Burma's president has declared a state of emergency after two days of sectarian violence in a central town that has killed at least 20 people.

The the town of Meikhtila remains tense and dangerous and residents are too scared to walk the streets, said Win Htein, a politician from the opposition National League for Democracy. Fires set to Muslim homes continued to burn as angry Buddhist residents and monks prevented authorities from putting out the blazes, he said.

At least five mosques were set on fire during the violence that started on Wednesday, reportedly triggered by an argument between a Muslim gold shop owner and his Buddhist customers. A Buddhist monk was among the first killed, inflaming tensions that led a Buddhist mob to rampage through a Muslim neighbourhood.

Meikhtila is about 340 miles (550km) north of the main city of Rangoon with a population of about 100,000 people, of whom about a third are Muslims, according to Win.
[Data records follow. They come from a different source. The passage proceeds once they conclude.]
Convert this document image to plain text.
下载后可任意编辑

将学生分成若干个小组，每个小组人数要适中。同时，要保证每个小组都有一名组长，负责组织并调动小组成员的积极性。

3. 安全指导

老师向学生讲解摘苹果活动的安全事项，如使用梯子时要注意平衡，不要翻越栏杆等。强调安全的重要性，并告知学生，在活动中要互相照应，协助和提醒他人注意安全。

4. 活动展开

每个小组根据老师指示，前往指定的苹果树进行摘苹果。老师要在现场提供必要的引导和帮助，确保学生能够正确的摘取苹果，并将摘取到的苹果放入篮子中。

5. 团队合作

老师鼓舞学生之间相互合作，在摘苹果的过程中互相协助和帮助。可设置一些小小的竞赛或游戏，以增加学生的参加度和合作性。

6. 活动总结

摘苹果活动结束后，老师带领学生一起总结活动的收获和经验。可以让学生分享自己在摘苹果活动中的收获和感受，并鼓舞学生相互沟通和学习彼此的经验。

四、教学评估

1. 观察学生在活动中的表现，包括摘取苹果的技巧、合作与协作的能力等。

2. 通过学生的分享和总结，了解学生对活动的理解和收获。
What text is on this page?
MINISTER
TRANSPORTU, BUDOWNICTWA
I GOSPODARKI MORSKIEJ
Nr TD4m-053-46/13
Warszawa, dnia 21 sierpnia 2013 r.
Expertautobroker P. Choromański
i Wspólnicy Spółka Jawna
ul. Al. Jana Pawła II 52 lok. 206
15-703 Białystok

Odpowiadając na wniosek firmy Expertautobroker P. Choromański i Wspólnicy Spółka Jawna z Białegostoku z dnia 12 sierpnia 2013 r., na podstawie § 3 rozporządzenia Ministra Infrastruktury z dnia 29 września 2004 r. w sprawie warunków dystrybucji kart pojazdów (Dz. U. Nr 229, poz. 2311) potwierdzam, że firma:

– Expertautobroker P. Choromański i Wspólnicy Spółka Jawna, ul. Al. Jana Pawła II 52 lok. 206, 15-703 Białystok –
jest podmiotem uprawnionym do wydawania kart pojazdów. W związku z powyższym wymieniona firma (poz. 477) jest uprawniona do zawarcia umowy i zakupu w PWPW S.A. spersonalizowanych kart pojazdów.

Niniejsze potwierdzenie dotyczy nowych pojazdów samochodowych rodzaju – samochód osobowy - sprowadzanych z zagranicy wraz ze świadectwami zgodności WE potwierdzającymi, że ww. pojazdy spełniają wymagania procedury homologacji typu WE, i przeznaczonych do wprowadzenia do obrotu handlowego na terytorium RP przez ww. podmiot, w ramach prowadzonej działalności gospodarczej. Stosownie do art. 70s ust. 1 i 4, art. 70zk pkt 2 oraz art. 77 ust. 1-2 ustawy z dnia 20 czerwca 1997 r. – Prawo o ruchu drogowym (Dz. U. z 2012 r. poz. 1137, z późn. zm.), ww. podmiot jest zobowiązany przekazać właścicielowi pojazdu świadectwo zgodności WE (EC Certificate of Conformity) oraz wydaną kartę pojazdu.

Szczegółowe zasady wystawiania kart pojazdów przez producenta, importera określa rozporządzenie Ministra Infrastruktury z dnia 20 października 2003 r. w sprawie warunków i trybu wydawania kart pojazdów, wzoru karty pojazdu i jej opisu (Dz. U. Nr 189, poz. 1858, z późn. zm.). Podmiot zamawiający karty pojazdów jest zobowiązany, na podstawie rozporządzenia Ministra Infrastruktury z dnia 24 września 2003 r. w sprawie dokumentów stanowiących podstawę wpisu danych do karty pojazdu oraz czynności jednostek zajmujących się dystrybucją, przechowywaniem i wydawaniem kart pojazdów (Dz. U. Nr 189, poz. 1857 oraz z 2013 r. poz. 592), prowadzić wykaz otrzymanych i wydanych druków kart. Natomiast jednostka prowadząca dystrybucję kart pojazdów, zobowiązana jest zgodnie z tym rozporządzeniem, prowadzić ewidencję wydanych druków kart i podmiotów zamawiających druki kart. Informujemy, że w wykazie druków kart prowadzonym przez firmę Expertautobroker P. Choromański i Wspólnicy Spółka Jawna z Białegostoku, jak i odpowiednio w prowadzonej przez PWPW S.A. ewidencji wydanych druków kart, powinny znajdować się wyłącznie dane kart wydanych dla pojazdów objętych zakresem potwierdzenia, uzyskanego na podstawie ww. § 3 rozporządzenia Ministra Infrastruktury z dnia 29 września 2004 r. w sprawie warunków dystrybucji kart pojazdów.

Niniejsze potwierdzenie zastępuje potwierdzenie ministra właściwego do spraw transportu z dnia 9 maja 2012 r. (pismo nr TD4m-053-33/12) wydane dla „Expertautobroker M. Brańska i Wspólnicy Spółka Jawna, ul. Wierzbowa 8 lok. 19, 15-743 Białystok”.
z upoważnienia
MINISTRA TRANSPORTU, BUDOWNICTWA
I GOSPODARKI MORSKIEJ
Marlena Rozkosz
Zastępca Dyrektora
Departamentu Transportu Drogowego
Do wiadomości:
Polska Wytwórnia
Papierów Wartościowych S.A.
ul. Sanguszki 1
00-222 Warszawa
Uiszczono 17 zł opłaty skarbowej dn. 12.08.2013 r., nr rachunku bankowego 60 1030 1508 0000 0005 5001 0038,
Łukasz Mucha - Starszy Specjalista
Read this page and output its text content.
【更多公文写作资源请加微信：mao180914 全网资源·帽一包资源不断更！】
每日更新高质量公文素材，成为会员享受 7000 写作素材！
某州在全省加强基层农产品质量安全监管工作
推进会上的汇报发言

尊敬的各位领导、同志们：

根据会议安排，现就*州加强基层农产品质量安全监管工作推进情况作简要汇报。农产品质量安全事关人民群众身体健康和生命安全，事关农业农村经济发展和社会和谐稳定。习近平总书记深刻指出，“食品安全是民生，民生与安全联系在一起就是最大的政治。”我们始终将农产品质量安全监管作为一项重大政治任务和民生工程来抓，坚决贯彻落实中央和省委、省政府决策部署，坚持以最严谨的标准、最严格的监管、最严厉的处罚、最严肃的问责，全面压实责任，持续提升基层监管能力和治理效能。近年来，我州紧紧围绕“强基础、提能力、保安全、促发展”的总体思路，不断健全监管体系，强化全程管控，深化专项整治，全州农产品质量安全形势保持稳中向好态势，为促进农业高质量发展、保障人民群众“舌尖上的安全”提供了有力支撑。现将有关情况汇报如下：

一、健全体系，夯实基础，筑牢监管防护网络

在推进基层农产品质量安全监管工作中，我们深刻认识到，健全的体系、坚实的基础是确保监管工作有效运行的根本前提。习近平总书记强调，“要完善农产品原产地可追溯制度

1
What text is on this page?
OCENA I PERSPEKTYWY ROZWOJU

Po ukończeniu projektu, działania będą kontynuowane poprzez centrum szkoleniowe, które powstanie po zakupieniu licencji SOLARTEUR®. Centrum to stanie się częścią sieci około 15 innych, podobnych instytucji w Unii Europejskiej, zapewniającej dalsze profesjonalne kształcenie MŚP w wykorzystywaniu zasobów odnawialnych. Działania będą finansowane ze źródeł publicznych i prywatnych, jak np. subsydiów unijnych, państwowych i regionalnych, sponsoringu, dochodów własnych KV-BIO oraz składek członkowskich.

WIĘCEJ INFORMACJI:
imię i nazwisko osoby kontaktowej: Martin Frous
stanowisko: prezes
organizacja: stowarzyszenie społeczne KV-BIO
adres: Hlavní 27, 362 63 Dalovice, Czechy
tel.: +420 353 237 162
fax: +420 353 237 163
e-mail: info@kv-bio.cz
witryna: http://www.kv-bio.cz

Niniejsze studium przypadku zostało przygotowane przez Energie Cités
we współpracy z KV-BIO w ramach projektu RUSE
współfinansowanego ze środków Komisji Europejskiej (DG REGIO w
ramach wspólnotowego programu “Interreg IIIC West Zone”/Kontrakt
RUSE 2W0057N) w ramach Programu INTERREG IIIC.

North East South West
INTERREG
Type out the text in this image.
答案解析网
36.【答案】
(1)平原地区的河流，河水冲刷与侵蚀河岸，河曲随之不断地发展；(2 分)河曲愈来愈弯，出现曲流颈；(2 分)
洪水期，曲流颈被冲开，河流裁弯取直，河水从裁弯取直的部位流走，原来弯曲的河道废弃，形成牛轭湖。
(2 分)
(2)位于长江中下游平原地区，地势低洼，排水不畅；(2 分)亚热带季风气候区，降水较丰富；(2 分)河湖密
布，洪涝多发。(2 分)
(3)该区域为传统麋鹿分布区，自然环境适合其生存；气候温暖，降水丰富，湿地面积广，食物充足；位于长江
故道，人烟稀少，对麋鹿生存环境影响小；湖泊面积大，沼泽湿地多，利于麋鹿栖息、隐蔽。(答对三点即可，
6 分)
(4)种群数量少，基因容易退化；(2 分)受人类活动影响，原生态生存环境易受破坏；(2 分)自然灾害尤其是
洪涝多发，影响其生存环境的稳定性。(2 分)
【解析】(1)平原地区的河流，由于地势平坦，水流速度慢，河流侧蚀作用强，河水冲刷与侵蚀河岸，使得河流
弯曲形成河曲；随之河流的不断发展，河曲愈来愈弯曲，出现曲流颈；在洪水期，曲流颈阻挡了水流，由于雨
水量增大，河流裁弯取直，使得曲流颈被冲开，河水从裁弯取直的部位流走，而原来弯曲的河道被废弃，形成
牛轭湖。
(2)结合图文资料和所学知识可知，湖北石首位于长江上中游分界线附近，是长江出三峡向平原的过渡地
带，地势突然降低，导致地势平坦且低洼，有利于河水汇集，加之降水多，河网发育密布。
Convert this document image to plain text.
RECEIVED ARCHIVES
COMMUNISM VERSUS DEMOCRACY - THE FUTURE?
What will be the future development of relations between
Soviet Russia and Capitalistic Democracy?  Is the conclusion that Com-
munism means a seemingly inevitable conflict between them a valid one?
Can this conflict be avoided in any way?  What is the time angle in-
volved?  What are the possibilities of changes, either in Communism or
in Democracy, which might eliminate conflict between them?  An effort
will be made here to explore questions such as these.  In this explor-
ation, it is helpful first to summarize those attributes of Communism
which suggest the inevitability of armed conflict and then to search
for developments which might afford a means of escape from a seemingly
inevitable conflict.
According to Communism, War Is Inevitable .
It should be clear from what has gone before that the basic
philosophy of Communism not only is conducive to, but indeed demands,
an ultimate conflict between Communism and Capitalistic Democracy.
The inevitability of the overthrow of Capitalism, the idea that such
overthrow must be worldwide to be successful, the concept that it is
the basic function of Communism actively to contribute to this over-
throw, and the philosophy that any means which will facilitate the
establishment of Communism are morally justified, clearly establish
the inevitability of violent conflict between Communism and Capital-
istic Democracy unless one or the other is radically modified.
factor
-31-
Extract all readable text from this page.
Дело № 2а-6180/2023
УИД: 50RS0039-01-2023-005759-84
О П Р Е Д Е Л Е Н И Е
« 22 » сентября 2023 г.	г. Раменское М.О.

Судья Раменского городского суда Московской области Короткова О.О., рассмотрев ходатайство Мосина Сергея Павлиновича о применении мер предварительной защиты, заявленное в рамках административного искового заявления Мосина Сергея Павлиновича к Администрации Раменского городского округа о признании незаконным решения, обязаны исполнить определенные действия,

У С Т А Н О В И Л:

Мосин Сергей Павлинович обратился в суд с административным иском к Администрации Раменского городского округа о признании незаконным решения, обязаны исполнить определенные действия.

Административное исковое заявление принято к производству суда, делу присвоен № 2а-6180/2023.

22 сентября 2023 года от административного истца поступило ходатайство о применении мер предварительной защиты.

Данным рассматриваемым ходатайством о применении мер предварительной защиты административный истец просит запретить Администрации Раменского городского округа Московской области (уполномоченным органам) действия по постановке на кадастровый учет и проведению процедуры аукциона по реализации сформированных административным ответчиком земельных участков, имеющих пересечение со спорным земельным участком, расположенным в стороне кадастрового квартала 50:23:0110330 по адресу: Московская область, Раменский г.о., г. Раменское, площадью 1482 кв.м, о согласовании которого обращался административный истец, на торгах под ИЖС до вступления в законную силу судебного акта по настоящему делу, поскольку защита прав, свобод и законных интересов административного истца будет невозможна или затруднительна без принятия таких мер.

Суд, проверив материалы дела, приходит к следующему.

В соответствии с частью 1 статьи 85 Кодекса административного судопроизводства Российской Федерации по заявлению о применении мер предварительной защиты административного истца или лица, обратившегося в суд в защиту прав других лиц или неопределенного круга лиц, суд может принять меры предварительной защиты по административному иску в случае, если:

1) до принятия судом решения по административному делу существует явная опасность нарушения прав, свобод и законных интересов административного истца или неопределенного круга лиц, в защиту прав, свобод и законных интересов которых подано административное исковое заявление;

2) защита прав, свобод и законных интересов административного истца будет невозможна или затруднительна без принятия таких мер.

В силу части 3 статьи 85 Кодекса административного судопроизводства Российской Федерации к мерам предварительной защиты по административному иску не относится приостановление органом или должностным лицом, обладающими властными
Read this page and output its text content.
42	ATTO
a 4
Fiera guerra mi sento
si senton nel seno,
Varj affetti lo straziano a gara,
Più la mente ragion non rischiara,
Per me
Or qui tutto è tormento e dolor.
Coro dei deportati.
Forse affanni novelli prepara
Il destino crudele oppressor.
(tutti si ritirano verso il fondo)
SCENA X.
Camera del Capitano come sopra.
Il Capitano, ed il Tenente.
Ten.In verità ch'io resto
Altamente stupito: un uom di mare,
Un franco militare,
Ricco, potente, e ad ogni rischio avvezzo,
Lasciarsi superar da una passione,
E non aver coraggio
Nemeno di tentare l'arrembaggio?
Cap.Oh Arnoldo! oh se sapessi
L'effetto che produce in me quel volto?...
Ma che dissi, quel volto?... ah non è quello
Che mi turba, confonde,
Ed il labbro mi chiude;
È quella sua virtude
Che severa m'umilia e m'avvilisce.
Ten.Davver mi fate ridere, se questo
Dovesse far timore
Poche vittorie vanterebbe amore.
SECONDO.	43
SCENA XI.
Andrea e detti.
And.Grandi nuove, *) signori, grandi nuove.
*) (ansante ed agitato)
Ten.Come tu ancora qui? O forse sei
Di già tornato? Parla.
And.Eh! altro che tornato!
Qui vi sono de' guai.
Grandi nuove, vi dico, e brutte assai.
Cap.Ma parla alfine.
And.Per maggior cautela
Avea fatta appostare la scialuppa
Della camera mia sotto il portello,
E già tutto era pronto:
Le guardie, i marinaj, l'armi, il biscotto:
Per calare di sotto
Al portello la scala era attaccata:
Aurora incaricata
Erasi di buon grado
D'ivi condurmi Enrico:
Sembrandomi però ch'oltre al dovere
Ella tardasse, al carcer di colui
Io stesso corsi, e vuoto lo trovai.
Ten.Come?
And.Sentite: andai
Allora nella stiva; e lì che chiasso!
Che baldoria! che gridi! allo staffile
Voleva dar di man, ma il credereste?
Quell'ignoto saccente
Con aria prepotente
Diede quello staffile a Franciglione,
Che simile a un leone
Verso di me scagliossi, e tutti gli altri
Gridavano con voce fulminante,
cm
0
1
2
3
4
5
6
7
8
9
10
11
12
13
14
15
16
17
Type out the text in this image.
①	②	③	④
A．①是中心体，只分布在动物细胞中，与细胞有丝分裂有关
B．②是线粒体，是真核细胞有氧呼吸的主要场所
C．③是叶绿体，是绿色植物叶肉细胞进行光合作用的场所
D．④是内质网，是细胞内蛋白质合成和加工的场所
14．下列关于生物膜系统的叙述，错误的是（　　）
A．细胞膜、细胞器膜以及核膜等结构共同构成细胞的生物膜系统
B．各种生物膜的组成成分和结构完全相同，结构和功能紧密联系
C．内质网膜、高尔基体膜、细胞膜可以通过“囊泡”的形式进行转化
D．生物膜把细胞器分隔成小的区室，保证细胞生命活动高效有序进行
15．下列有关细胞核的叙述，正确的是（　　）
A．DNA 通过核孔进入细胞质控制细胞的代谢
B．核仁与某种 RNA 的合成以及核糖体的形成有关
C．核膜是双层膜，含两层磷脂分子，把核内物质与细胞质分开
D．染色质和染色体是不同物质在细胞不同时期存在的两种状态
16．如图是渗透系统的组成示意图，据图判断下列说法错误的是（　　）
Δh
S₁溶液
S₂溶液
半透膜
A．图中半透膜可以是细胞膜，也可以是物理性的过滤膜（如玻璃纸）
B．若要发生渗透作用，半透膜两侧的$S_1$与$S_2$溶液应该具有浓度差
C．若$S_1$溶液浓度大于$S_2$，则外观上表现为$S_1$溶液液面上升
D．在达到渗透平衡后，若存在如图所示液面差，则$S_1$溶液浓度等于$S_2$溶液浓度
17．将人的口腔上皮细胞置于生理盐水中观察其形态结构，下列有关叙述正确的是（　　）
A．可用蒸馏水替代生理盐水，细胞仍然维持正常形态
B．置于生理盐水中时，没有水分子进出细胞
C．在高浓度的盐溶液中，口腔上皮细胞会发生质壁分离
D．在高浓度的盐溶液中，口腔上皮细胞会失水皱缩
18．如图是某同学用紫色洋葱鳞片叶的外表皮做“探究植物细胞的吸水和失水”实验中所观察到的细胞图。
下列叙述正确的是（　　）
He said that before this week's violence the community had 17 mosques.

It was difficult to determine the extent of destruction in the town because residents were too afraid to walk the streets and were sheltering in monasteries or other locations away from the violence. "We don't feel safe and we have now moved inside a monastery," said Sein Shwe, a shop owner. "The situation is unpredictable and dangerous."

Occasional isolated violence involving Burma's majority Buddhist and minority Muslim communities has occurred for decades. The violence in Meikhtila was the latest sectarian unrest after clashes between Rakhine Buddhists and Muslim Rohingya last year in western Rakhine state left more than 200 people dead and 100,000 homeless.

It is also the latest challenge for the government as it tries to keep peace in the country and navigate the transition from military rule to democracy.